Kelompok Tani Ungkap Alih Fungsi Lahan Jadi Tantangan Pelestarian Subak

Kelompok Tani Ungkap Alih Fungsi Lahan Jadi Tantangan Pelestarian Subak

Adji G Rinepta - detikJogja
Rabu, 29 Mei 2024 22:52 WIB
Subak Pulagan di Tampaksiring, Gianyar, Bali, Selasa (28/5/2024).
Subak Pulagan di Tampaksiring, Gianyar, Bali, Selasa (28/5/2024).Foto: Adji G Rinepta/detikJogja
Jogja -

Salah satu warisan budaya dunia dari Indonesia, Subak, yang berada di Provinsi Bali ternyata memiliki masalah dalam upaya pelestariannya, yakni alih fungsi lahan. Ketua kelompok tani pun mengungkap penyebabnya.

Ketua kelompok tani atau Pekaseh Subak Pulagan, Tampaksiring, Gianyar, Sang Nyoman Astika, menjelaskan sebenarnya lahan yang dipunyai warga di Subak merupakan lahan turun temurun yang diwariskan dari leluhur dan tidak akan pernah dijual.

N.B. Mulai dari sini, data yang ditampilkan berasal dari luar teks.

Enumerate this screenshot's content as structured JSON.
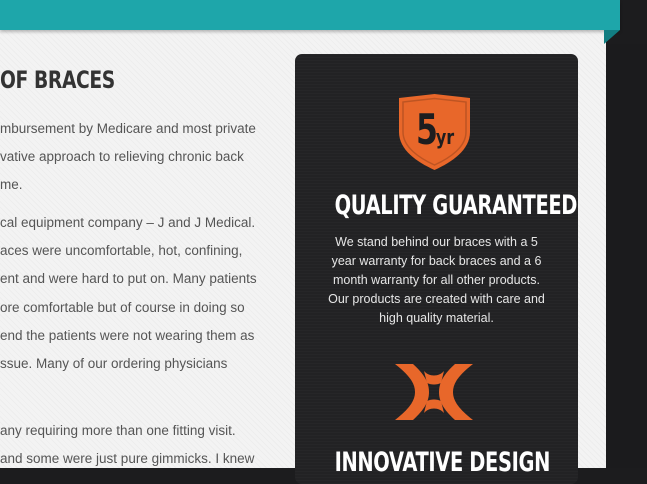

Namun, munculnya masalah alih fungsi lahan di Subak menurutnya bisa terjadi lantaran kebutuhan hidup warga yang tidak mampu tertutupi jika menjadi seorang petani.

SCROLL TO CONTINUE WITH CONTENT

"Petani sini makanya bisa sekolahin anak dia sambil kerja. Jadi petani hanya sambilan. Palingan penghasilan sebulan Rp 500 ribu, ada juga petani yang petani full time tapi seperempat, banyakan perajin ukir-ukiran," ungkap Nyoman di lahan sawahnya di Subak Pulagan, Selasa (28/5/2024).

"Meskipun nggak jadi warisan budaya dunia pun di sini jarang jual sawah, karena adat masih kental di sini, dia nggak berani jual kecuali misalnya yang kepepet itu beberapa karena anaknya sakit dia pinjam uang otomatis sawahnya dijual," sambungnya.

ADVERTISEMENT

Pengalihfungsian sawah Subak, lanjut Nyoman, juga terjadi bila ada sawah yang tak lagi produktif. Meski begitu, Nyoman pun menerapkan berbagai cara untuk mencegah alih fungsi lahan ini semakin menjadi.

"Kami bikin jalan kecil supaya nggak cepat alih fungsi lahan, kalau jalan besar gampang bawa material," ungkapnya.

Kepala Balai Pelestarian Kebudayaan (BPK) Wilayah XV Kemendikbudristek, Abi Kusno mengatakan alih fungsi lahan di Subak menjadi masalah terbesar dari upaya pelestarian Subak untuk menjaga keutuhan wujud Subak yang luasnya puluhan ribu hektare.

"Banyak sekali konversi lahan yang sudah berubah, harusnya lahan hijau, lahan pertanian, tetapi di dalamnya sudah mulai muncul restoran, homestay, perumahan pun ada," papar Abi kepada wartawan di Kantor BPK wilayah XV Badung, Bali, Senin (27/5).

Upaya pelestarian ini semakin rumit dilakukan lantaran menurut Abi, sejak awal pengajuan Subak sebagai Warisan Budaya Dunia, data kepemilikan lahan persawahan di Subak belum 100 persen terdata.

"Saat kita mengusulkan ke UNESCO untuk warisan budaya dunia ternyata belum semua Fix datanya. Jadi data seperti kepemilikan Subak, batasnya, belum lagi sekarang pengalihan lahan, makanya dua tahun terakhir kami masih melakukan mapping," jelasnya.

Sebagai informasi, mengutip laman kemendikbud.go.id, Subak ditetapkan jadi Warisan budaya dunia oleh UNESCO, pada 29 Juni 2012, dalam sidang penetapan di Rusia.

Kata Subak mengacu kepada sebuah lembaga sosial dan keagamaan yang unik, mempunyai pengaturan tersendiri, asosiasi-asosiasi demokratis dari petani dalam mengatur penggunaan air irigasi untuk pertumbuhan padi.

Luas lanskap Subak sendiri sekitar 21.000 hektare yang terdiri dari lima klaster. Klaster Danau Batur 1.816,40 hektare, Pura Ulun Danu Batur 32,50 hektare, Lanskap Subak DAS Pakerisan 717,10 hektare, Lanskap Subak Catur Angga Batukaru 18.350,40 hektare dan Pura Taman Ayun sebesar 58,20 hektare.